Tuomey “Yellow Flags”

  • Long term contracts, especially those spanning 10 years;
  • Part-time, partial service contracts;
  • Physicians guaranteeing total exclusivity to the hospital;
  • Complicated compensation formula arrangements;
  • Providing full-time benefits for part-time physician employees;
  • Absence of identifiable work requirements defined in return for salary;
  • Physician agreements for only out-patient services; and
  • Incentive compensation provided before work starts.
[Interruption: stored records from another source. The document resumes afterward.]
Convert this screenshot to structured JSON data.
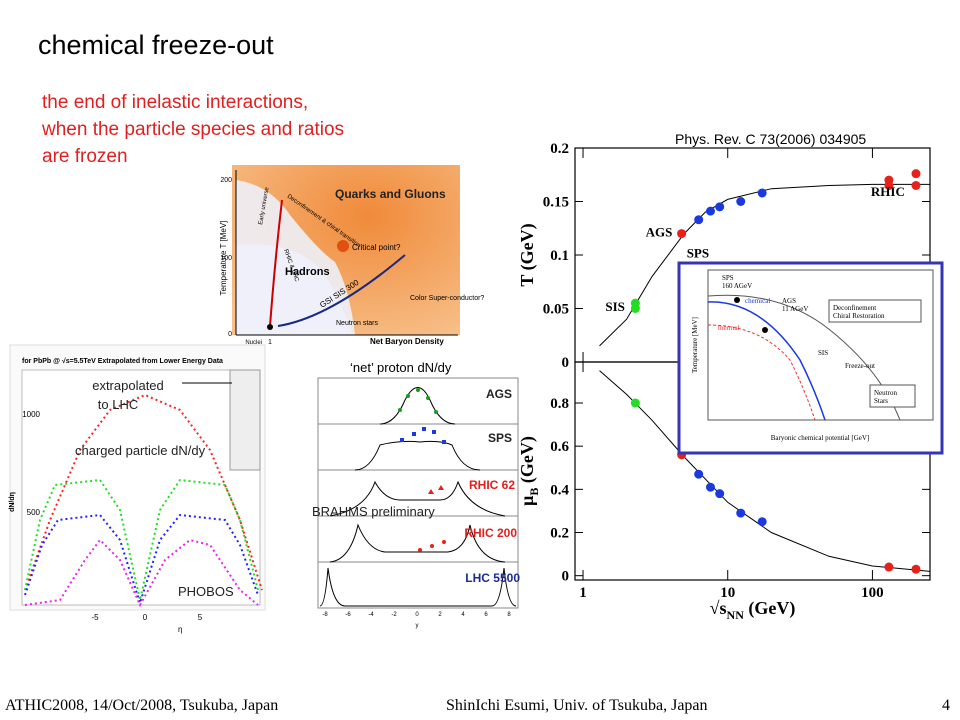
{
  "slide": {
    "title": "chemical freeze-out",
    "definition": [
      "the end of inelastic interactions,",
      "when the particle species and ratios",
      "are frozen"
    ],
    "reference": "Phys. Rev. C 73(2006) 034905"
  },
  "phase_diagram": {
    "y_axis": "Temperature T [MeV]",
    "y_ticks": [
      "200",
      "100",
      "0"
    ],
    "x_tick": "1",
    "x_axis": "Net Baryon Density",
    "labels": [
      "Quarks and Gluons",
      "Hadrons",
      "Critical point?",
      "Early universe",
      "Deconfinement & chiral transition",
      "RHIC & LHC",
      "GSI SIS 300",
      "Neutron stars",
      "Color Super-conductor?",
      "Nuclei"
    ]
  },
  "phobos_figure": {
    "title": "for PbPb @ √s=5.5TeV Extrapolated from Lower Energy Data",
    "callout": [
      "extrapolated",
      "to LHC"
    ],
    "label": "charged particle dN/dy",
    "experiment": "PHOBOS",
    "y_axis": "dN/dη",
    "y_ticks": [
      "1000",
      "500"
    ],
    "x_ticks": [
      "-5",
      "0",
      "5"
    ],
    "x_axis": "η"
  },
  "brahms_figure": {
    "title": "‘net’ proton dN/dy",
    "panels": [
      "AGS",
      "SPS",
      "RHIC 62",
      "RHIC 200",
      "LHC 5500"
    ],
    "note": "BRAHMS preliminary",
    "x_ticks": [
      "-8",
      "-6",
      "-4",
      "-2",
      "0",
      "2",
      "4",
      "6",
      "8"
    ],
    "x_axis": "y"
  },
  "inset": {
    "labels": [
      "SPS",
      "160 AGeV",
      "chemical",
      "thermal",
      "AGS",
      "11 AGeV",
      "Deconfinement",
      "Chiral Restoration",
      "Freeze-out",
      "Neutron",
      "Stars",
      "SIS"
    ],
    "y_axis": "Temperature [MeV]",
    "x_axis": "Baryonic chemical potential [GeV]"
  },
  "chart_data": [
    {
      "type": "scatter",
      "ylabel": "T (GeV)",
      "xlog": true,
      "xlim": [
        0.88,
        250
      ],
      "ylim": [
        0,
        0.2
      ],
      "xticks": [
        1,
        10,
        100
      ],
      "yticks": [
        0,
        0.05,
        0.1,
        0.15,
        0.2
      ],
      "series": [
        {
          "name": "SIS",
          "color": "#22dd22",
          "x": [
            2.3,
            2.3
          ],
          "values": [
            0.055,
            0.05
          ]
        },
        {
          "name": "AGS",
          "color": "#e8201a",
          "x": [
            4.8
          ],
          "values": [
            0.12
          ]
        },
        {
          "name": "SPS",
          "color": "#1a3ae0",
          "x": [
            6.3,
            7.6,
            8.8,
            12.3,
            17.3
          ],
          "values": [
            0.133,
            0.141,
            0.145,
            0.15,
            0.158
          ]
        },
        {
          "name": "RHIC",
          "color": "#e8201a",
          "x": [
            130,
            130,
            200,
            200
          ],
          "values": [
            0.17,
            0.165,
            0.176,
            0.165
          ]
        }
      ],
      "fit": {
        "color": "#000000",
        "x": [
          1.3,
          2,
          3,
          5,
          7,
          10,
          20,
          50,
          100,
          250
        ],
        "values": [
          0.015,
          0.04,
          0.08,
          0.12,
          0.14,
          0.152,
          0.162,
          0.165,
          0.166,
          0.166
        ]
      }
    },
    {
      "type": "scatter",
      "ylabel": {
        "symbol": "μ",
        "sub": "B",
        "unit": " (GeV)"
      },
      "xlabel": {
        "root": "√s",
        "sub": "NN",
        "unit": "  (GeV)"
      },
      "xlog": true,
      "xlim": [
        0.88,
        250
      ],
      "ylim": [
        -0.02,
        0.99
      ],
      "xticks": [
        1,
        10,
        100
      ],
      "yticks": [
        0,
        0.2,
        0.4,
        0.6,
        0.8
      ],
      "series": [
        {
          "color": "#22dd22",
          "x": [
            2.3
          ],
          "values": [
            0.8
          ]
        },
        {
          "color": "#e8201a",
          "x": [
            4.8
          ],
          "values": [
            0.56
          ]
        },
        {
          "color": "#1a3ae0",
          "x": [
            6.3,
            7.6,
            8.8,
            12.3,
            17.3
          ],
          "values": [
            0.47,
            0.41,
            0.38,
            0.29,
            0.25
          ]
        },
        {
          "color": "#e8201a",
          "x": [
            130,
            200
          ],
          "values": [
            0.04,
            0.03
          ]
        }
      ],
      "fit": {
        "color": "#000000",
        "x": [
          1.3,
          2,
          3,
          5,
          10,
          20,
          50,
          100,
          250
        ],
        "values": [
          0.95,
          0.84,
          0.72,
          0.55,
          0.34,
          0.2,
          0.09,
          0.045,
          0.02
        ]
      }
    }
  ],
  "footer": {
    "left": "ATHIC2008, 14/Oct/2008, Tsukuba, Japan",
    "center": "ShinIchi Esumi, Univ. of Tsukuba, Japan",
    "page": "4"
  }
}
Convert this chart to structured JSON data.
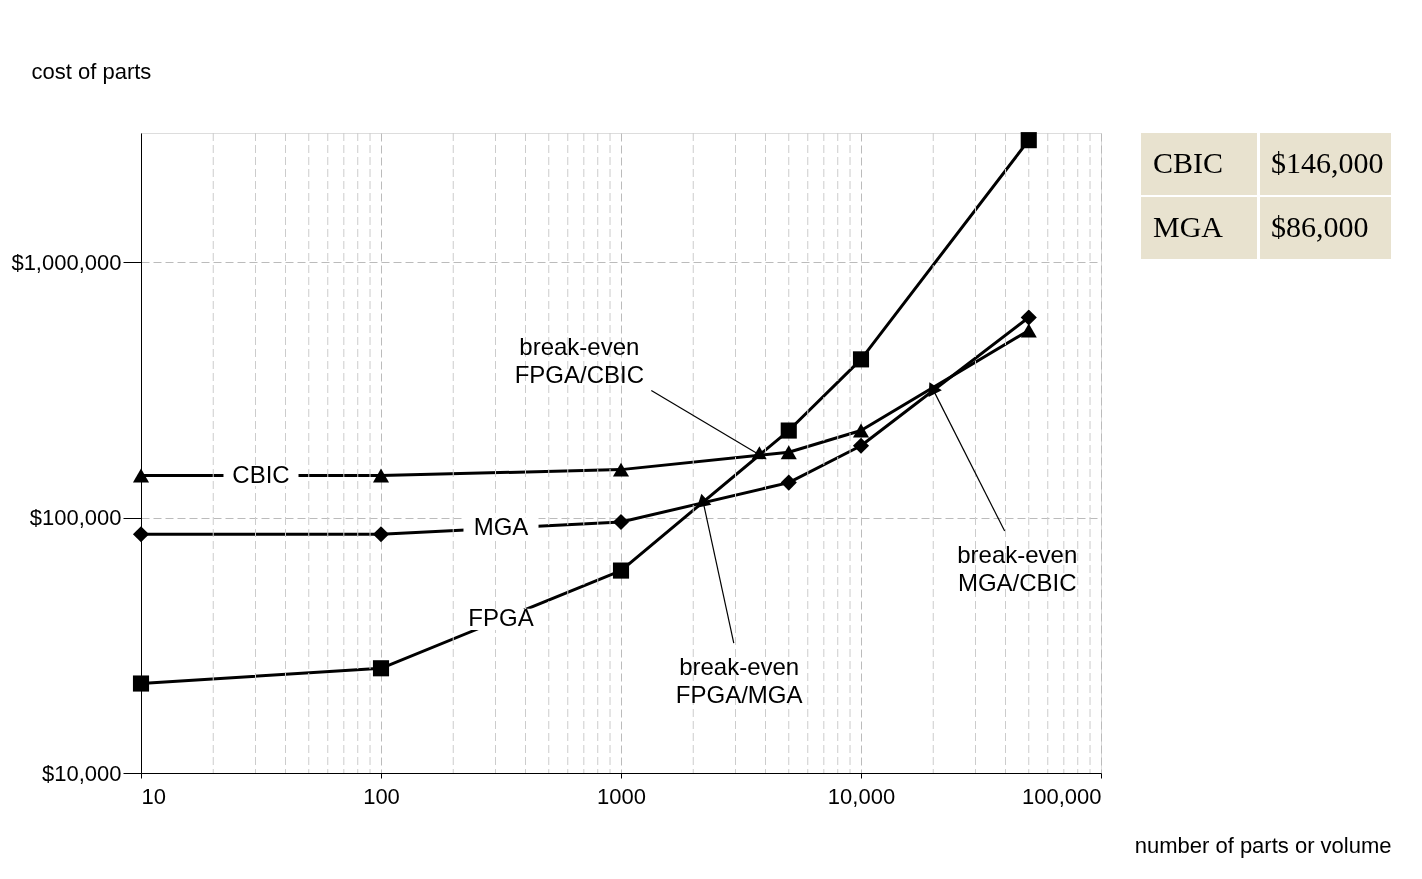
{
  "chart_data": {
    "type": "line",
    "xlabel": "number of parts or volume",
    "ylabel": "cost of parts",
    "log": "xy",
    "grid": true,
    "legend": false,
    "line_style": "solid",
    "x": [
      10,
      100,
      1000,
      5000,
      10000,
      50000
    ],
    "xlim": [
      10,
      100000
    ],
    "ylim": [
      10000,
      3200000
    ],
    "xticks": [
      10,
      100,
      1000,
      {
        "value": 10000,
        "label": "10,000"
      },
      {
        "value": 100000,
        "label": "100,000"
      }
    ],
    "yticks": [
      {
        "value": 10000,
        "label": "$10,000"
      },
      {
        "value": 100000,
        "label": "$100,000"
      },
      {
        "value": 1000000,
        "label": "$1,000,000"
      }
    ],
    "series": [
      {
        "name": "CBIC",
        "color": "#000000",
        "marker": "triangle",
        "values": [
          146000,
          146000,
          154000,
          180000,
          219000,
          540000
        ]
      },
      {
        "name": "MGA",
        "color": "#000000",
        "marker": "diamond",
        "values": [
          86000,
          86000,
          96000,
          137000,
          191000,
          607000
        ]
      },
      {
        "name": "FPGA",
        "color": "#000000",
        "marker": "square",
        "values": [
          22400,
          25700,
          62000,
          219000,
          416000,
          3000000
        ]
      }
    ],
    "annotations": [
      "CBIC $146,000",
      "MGA $86,000",
      {
        "text": "break-even\nFPGA/CBIC",
        "x": 3770,
        "y": 176000
      },
      {
        "text": "break-even\nFPGA/MGA",
        "x": 2200,
        "y": 115000
      },
      {
        "text": "break-even\nMGA/CBIC",
        "x": 20000,
        "y": 316000
      }
    ]
  }
}
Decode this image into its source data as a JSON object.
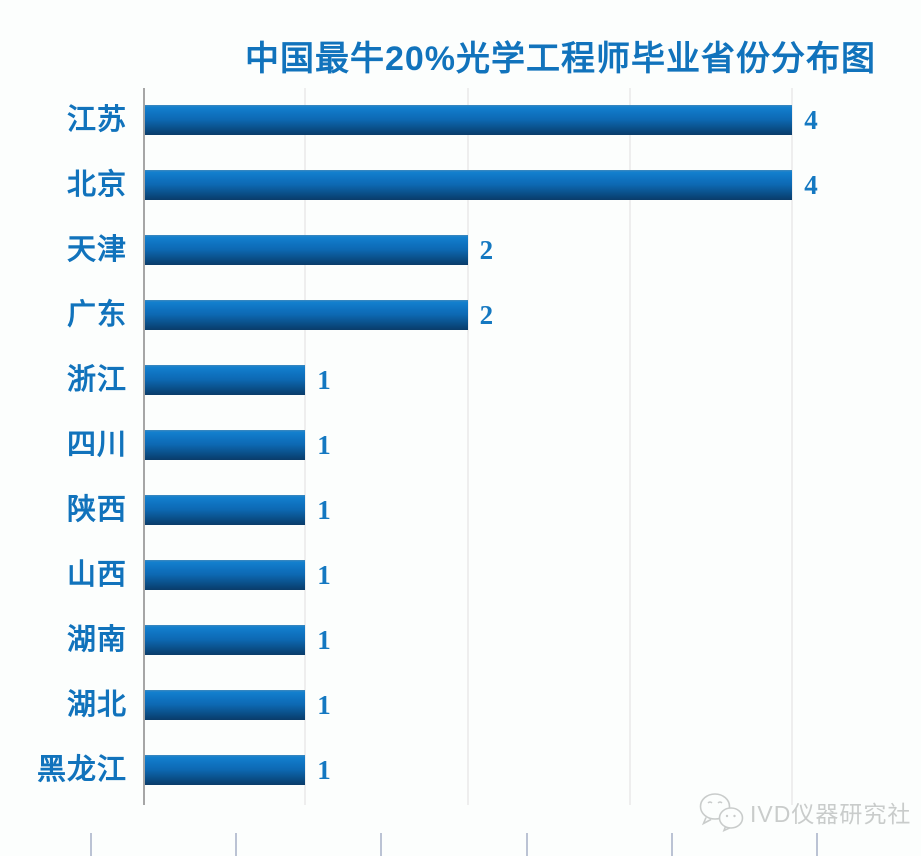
{
  "title": "中国最牛20%光学工程师毕业省份分布图",
  "watermark": {
    "text": "IVD仪器研究社",
    "icon": "wechat-icon"
  },
  "colors": {
    "accent_blue": "#1173BC",
    "value_label_blue": "#1478C1",
    "bar_gradient_top": "#1380CE",
    "bar_gradient_bottom": "#0A3C6A",
    "axis_gray": "#A6A6A6",
    "gridline_gray": "#EEEEEE",
    "watermark_gray": "#C9CCCB",
    "bottom_tick_gray": "#BBC3D4",
    "background": "#FCFEFD"
  },
  "chart_data": {
    "type": "bar",
    "orientation": "horizontal",
    "title": "中国最牛20%光学工程师毕业省份分布图",
    "categories": [
      "江苏",
      "北京",
      "天津",
      "广东",
      "浙江",
      "四川",
      "陕西",
      "山西",
      "湖南",
      "湖北",
      "黑龙江"
    ],
    "values": [
      4,
      4,
      2,
      2,
      1,
      1,
      1,
      1,
      1,
      1,
      1
    ],
    "data_labels": [
      4,
      4,
      2,
      2,
      1,
      1,
      1,
      1,
      1,
      1,
      1
    ],
    "xlabel": "",
    "ylabel": "",
    "xlim": [
      0,
      4
    ],
    "gridline_values": [
      1,
      2,
      3,
      4
    ],
    "grid": "vertical-on",
    "legend": "none"
  }
}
The Tuomey case does not mean agreements between hospitals and physicians are not permissible, but warns that care must be taken to avoid implicating the Stark Laws and Anti-Kickback Statute.  The following are suggestions when considering arrangements with physicians:

Contact Strategic Management Services

Tips to Avoid Problems

  • Maintain a record of why contracted physician services are reasonably needed by the hospital;
  • Never take into consideration the volume or value of referrals in any agreement;
  • When questions are raised about an arrangement, investigate and resolve them immediately;
  • Ensure consistency in arrangements, as deviations raise concerns and interest;
  • Commercial reasonableness analyses must be thorough and supportable;
  • Productivity bonuses should not begin until after work is performed;
  • Compensation to physicians must be consistent with FMV;
  • Independent FMV determination is needed as a safeguard, but must be defensible;
  • Do not work backwards from what you want to pay to find FMV;
  • FMV is difficult to determine when there are multiple levels compensation in the package;
  • Those determining FMV must be independent and uninvolved in making agreements;
  • Any FMV determinations should be supported by strong evidence;
  • Maintain documentation supporting FMV and how compensation was determined;
  • Retain records of any surveys utilized and any opinion from a third party valuation firm;
  • If reluctant to keep accurate records of deliberations on arrangements, consider redoing it;
  • Do not “opinion shop” and disregard adverse legal and expert advice;
  • If relying on “advice of counsel” defense, be prepared to open files in detail;
  • Arrangements designed to reward loyalty are not defensible;
  • If a deal doesn’t feel right, no matter what advisors say, reconsider going forward with it;
  • Any unusual arrangement should be considered a warning signal and handled carefully;
  • Settle cases as quickly as possible to avoid the sheer magnitude of potential damages;
  • Huge damages in these types of verdicts are likely to permit a hospital to remain independent;
  • Agreements must clearly define specific duties and services to be performed;
  • Ensure all compensation contracts with physicians are in writing and signed by all parties;
  • Once agreements are in force, verify performance before making payments; and
  • Use outside experts for ongoing auditing of arrangements for compliance with laws.